26 Pseudotsuga menziesii

Douglas Fir tree

The Douglas Fir is a Native of North America, growing along the length of the Rocky Mountain. In the UK it is grown as a timber tree in regions that are non-calcarious and moist. The trees can grow up to 60 meters tall with 120 cm trunks with the timber being brown red in colour. It was discovered by Archibald Menzies in 1792 but was only introduced to the UK in 1827 by David Douglas.


27 Sequoia sempervirens

Costal Redwood, Californian Redwood

Native to California the Costal Redwood is prized for its wood which is light weight, and resistance to decay. With fragrant scale like leaves this giant is an extremely quick grower. Fully hardy in Britain, though they may lose their leaves in cold winters, with seemingly no detrimental effect on the tree. It thrives in Britain in the cooler moister western parts of the country. It is a long lived species with many specimens reportedly over 1000 years old.

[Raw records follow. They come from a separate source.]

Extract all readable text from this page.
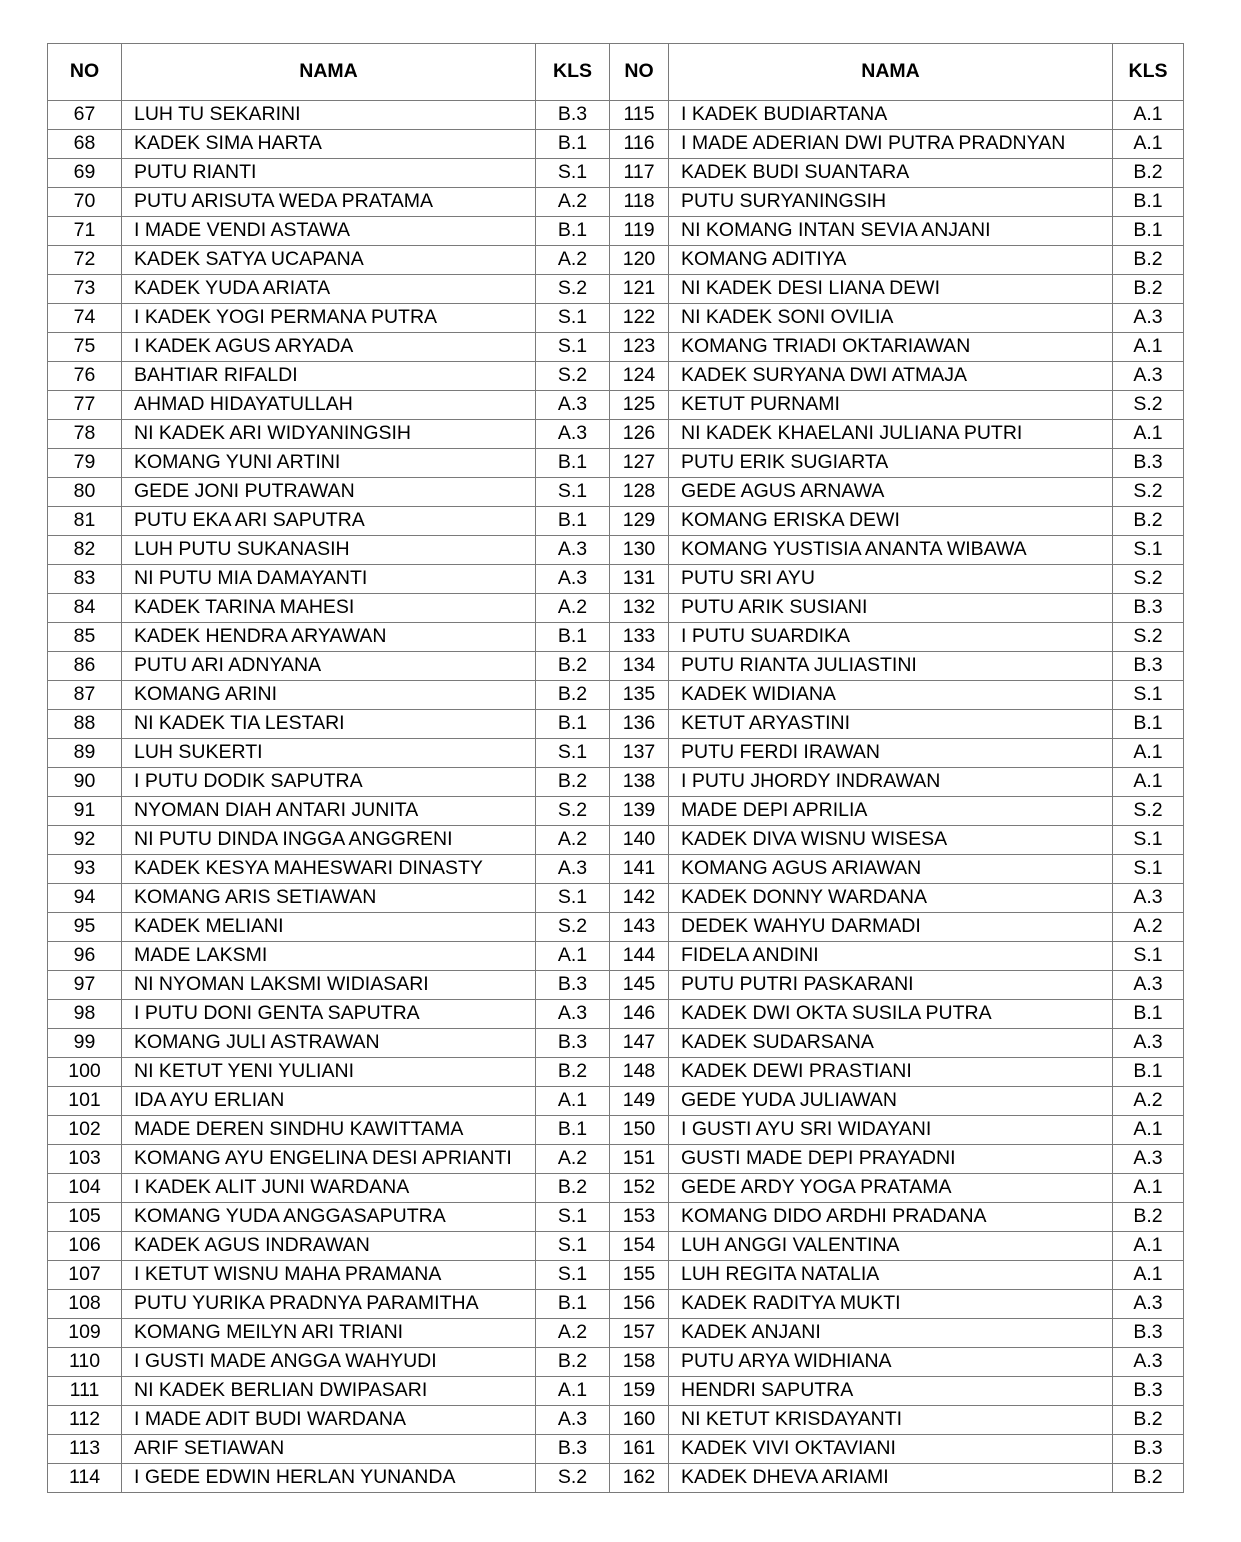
NO	NAMA	KLS	NO	NAMA	KLS
67	LUH TU SEKARINI	B.3	115	I KADEK BUDIARTANA	A.1
68	KADEK SIMA HARTA	B.1	116	I MADE ADERIAN DWI PUTRA PRADNYAN	A.1
69	PUTU RIANTI	S.1	117	KADEK BUDI SUANTARA	B.2
70	PUTU ARISUTA WEDA PRATAMA	A.2	118	PUTU SURYANINGSIH	B.1
71	I MADE VENDI ASTAWA	B.1	119	NI KOMANG INTAN SEVIA ANJANI	B.1
72	KADEK SATYA UCAPANA	A.2	120	KOMANG ADITIYA	B.2
73	KADEK YUDA ARIATA	S.2	121	NI KADEK DESI LIANA DEWI	B.2
74	I KADEK YOGI PERMANA PUTRA	S.1	122	NI KADEK SONI OVILIA	A.3
75	I KADEK AGUS ARYADA	S.1	123	KOMANG TRIADI OKTARIAWAN	A.1
76	BAHTIAR RIFALDI	S.2	124	KADEK SURYANA DWI ATMAJA	A.3
77	AHMAD HIDAYATULLAH	A.3	125	KETUT PURNAMI	S.2
78	NI KADEK ARI WIDYANINGSIH	A.3	126	NI KADEK KHAELANI JULIANA PUTRI	A.1
79	KOMANG YUNI ARTINI	B.1	127	PUTU ERIK SUGIARTA	B.3
80	GEDE JONI PUTRAWAN	S.1	128	GEDE AGUS ARNAWA	S.2
81	PUTU EKA ARI SAPUTRA	B.1	129	KOMANG ERISKA DEWI	B.2
82	LUH PUTU SUKANASIH	A.3	130	KOMANG YUSTISIA ANANTA WIBAWA	S.1
83	NI PUTU MIA DAMAYANTI	A.3	131	PUTU SRI AYU	S.2
84	KADEK TARINA MAHESI	A.2	132	PUTU ARIK SUSIANI	B.3
85	KADEK HENDRA ARYAWAN	B.1	133	I PUTU SUARDIKA	S.2
86	PUTU ARI ADNYANA	B.2	134	PUTU RIANTA JULIASTINI	B.3
87	KOMANG ARINI	B.2	135	KADEK WIDIANA	S.1
88	NI KADEK TIA LESTARI	B.1	136	KETUT ARYASTINI	B.1
89	LUH SUKERTI	S.1	137	PUTU FERDI IRAWAN	A.1
90	I PUTU DODIK SAPUTRA	B.2	138	I PUTU JHORDY INDRAWAN	A.1
91	NYOMAN DIAH ANTARI JUNITA	S.2	139	MADE DEPI APRILIA	S.2
92	NI PUTU DINDA INGGA ANGGRENI	A.2	140	KADEK DIVA WISNU WISESA	S.1
93	KADEK KESYA MAHESWARI DINASTY	A.3	141	KOMANG AGUS ARIAWAN	S.1
94	KOMANG ARIS SETIAWAN	S.1	142	KADEK DONNY WARDANA	A.3
95	KADEK MELIANI	S.2	143	DEDEK WAHYU DARMADI	A.2
96	MADE LAKSMI	A.1	144	FIDELA ANDINI	S.1
97	NI NYOMAN LAKSMI WIDIASARI	B.3	145	PUTU PUTRI PASKARANI	A.3
98	I PUTU DONI GENTA SAPUTRA	A.3	146	KADEK DWI OKTA SUSILA PUTRA	B.1
99	KOMANG JULI ASTRAWAN	B.3	147	KADEK SUDARSANA	A.3
100	NI KETUT YENI YULIANI	B.2	148	KADEK DEWI PRASTIANI	B.1
101	IDA AYU ERLIAN	A.1	149	GEDE YUDA JULIAWAN	A.2
102	MADE DEREN SINDHU KAWITTAMA	B.1	150	I GUSTI AYU SRI WIDAYANI	A.1
103	KOMANG AYU ENGELINA DESI APRIANTI	A.2	151	GUSTI MADE DEPI PRAYADNI	A.3
104	I KADEK ALIT JUNI WARDANA	B.2	152	GEDE ARDY YOGA PRATAMA	A.1
105	KOMANG YUDA ANGGASAPUTRA	S.1	153	KOMANG DIDO ARDHI PRADANA	B.2
106	KADEK AGUS INDRAWAN	S.1	154	LUH ANGGI VALENTINA	A.1
107	I KETUT WISNU MAHA PRAMANA	S.1	155	LUH REGITA NATALIA	A.1
108	PUTU YURIKA PRADNYA PARAMITHA	B.1	156	KADEK RADITYA MUKTI	A.3
109	KOMANG MEILYN ARI TRIANI	A.2	157	KADEK ANJANI	B.3
110	I GUSTI MADE ANGGA WAHYUDI	B.2	158	PUTU ARYA WIDHIANA	A.3
111	NI KADEK BERLIAN DWIPASARI	A.1	159	HENDRI SAPUTRA	B.3
112	I MADE ADIT BUDI WARDANA	A.3	160	NI KETUT KRISDAYANTI	B.2
113	ARIF SETIAWAN	B.3	161	KADEK VIVI OKTAVIANI	B.3
114	I GEDE EDWIN HERLAN YUNANDA	S.2	162	KADEK DHEVA ARIAMI	B.2
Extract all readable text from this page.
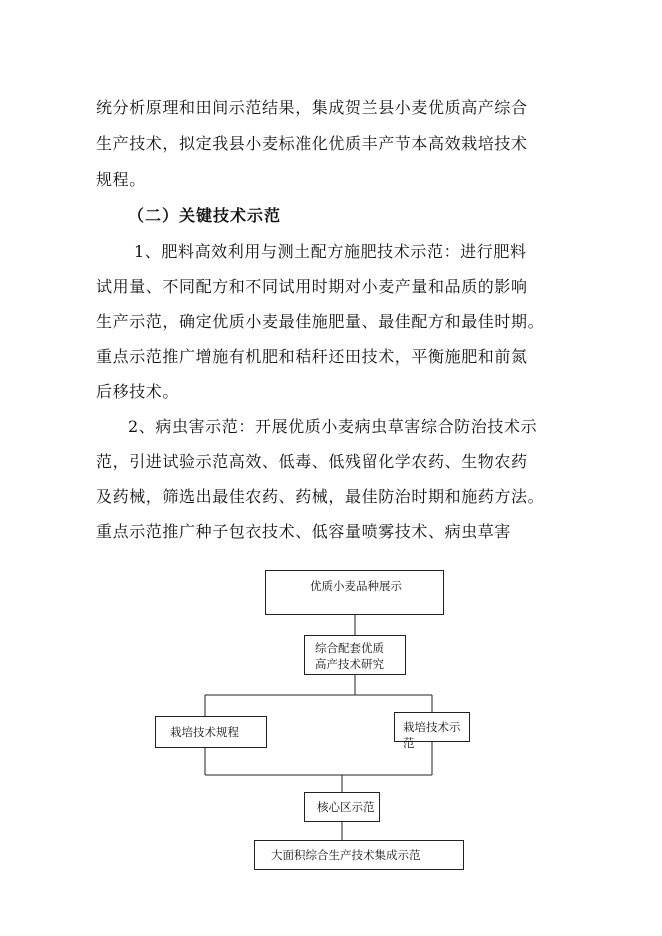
统分析原理和田间示范结果，集成贺兰县小麦优质高产综合
生产技术，拟定我县小麦标准化优质丰产节本高效栽培技术
规程。
（二）关键技术示范
1、肥料高效利用与测土配方施肥技术示范：进行肥料
试用量、不同配方和不同试用时期对小麦产量和品质的影响
生产示范，确定优质小麦最佳施肥量、最佳配方和最佳时期。
重点示范推广增施有机肥和秸秆还田技术，平衡施肥和前氮
后移技术。
2、病虫害示范：开展优质小麦病虫草害综合防治技术示
范，引进试验示范高效、低毒、低残留化学农药、生物农药
及药械，筛选出最佳农药、药械，最佳防治时期和施药方法。
重点示范推广种子包衣技术、低容量喷雾技术、病虫草害
优质小麦品种展示
综合配套优质
高产技术研究
栽培技术规程	栽培技术示范
核心区示范
大面积综合生产技术集成示范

28 Sequoiadendron giganteum

Giant Sequoia, Wellingtonia, Sierra Redwood

This giant of Trees is an extremely quick grower an is reputted to be the biggest trees with some specimens weighing over 2000 tons. It is long lived with coarse but sented leaves, the trees loves a constantly moist soil. While it will tolerate virtually all extremes it will not survive a drought.


29 Taxus baccata

English Yew

Yew trees are native to Britain and particularly common in England and Wales, where they have been panted in many churchyards. These evergreen trees grow very slowly and live for many hundreds of years. Some old yew trees are believed to be over 2000 years old. Longbows were made from yew, and this durable wood has been used in turning wooden bowls and as a veneer by furniture makers.


30 Thuja occidentalis Rheingold

Rheingold Compacta American Arborvitae , Thuja Rheingold

A fantastically coloured slow growing dwarf evergreen conifer with a dense, conical to round growth habit. With sprays of yellow-green foliage become an intense shade of vibrant yellow in the summer, before taking on a bronze tinge in the winter. It has been loved by gardeners for over a hundred years.


31 Thuja orientalis Aurea Nana

Chinese Arboviate, Thuja Oriental Aurea Nana, Golden Oriental Arborvitae

A slow growing fantastically coloured dwarf evergreen conifer with a dense, conical growth habit. With yellow-green foliage that become intensly vibrant yellow in the summer, before taking on a bronze tinge in the winter.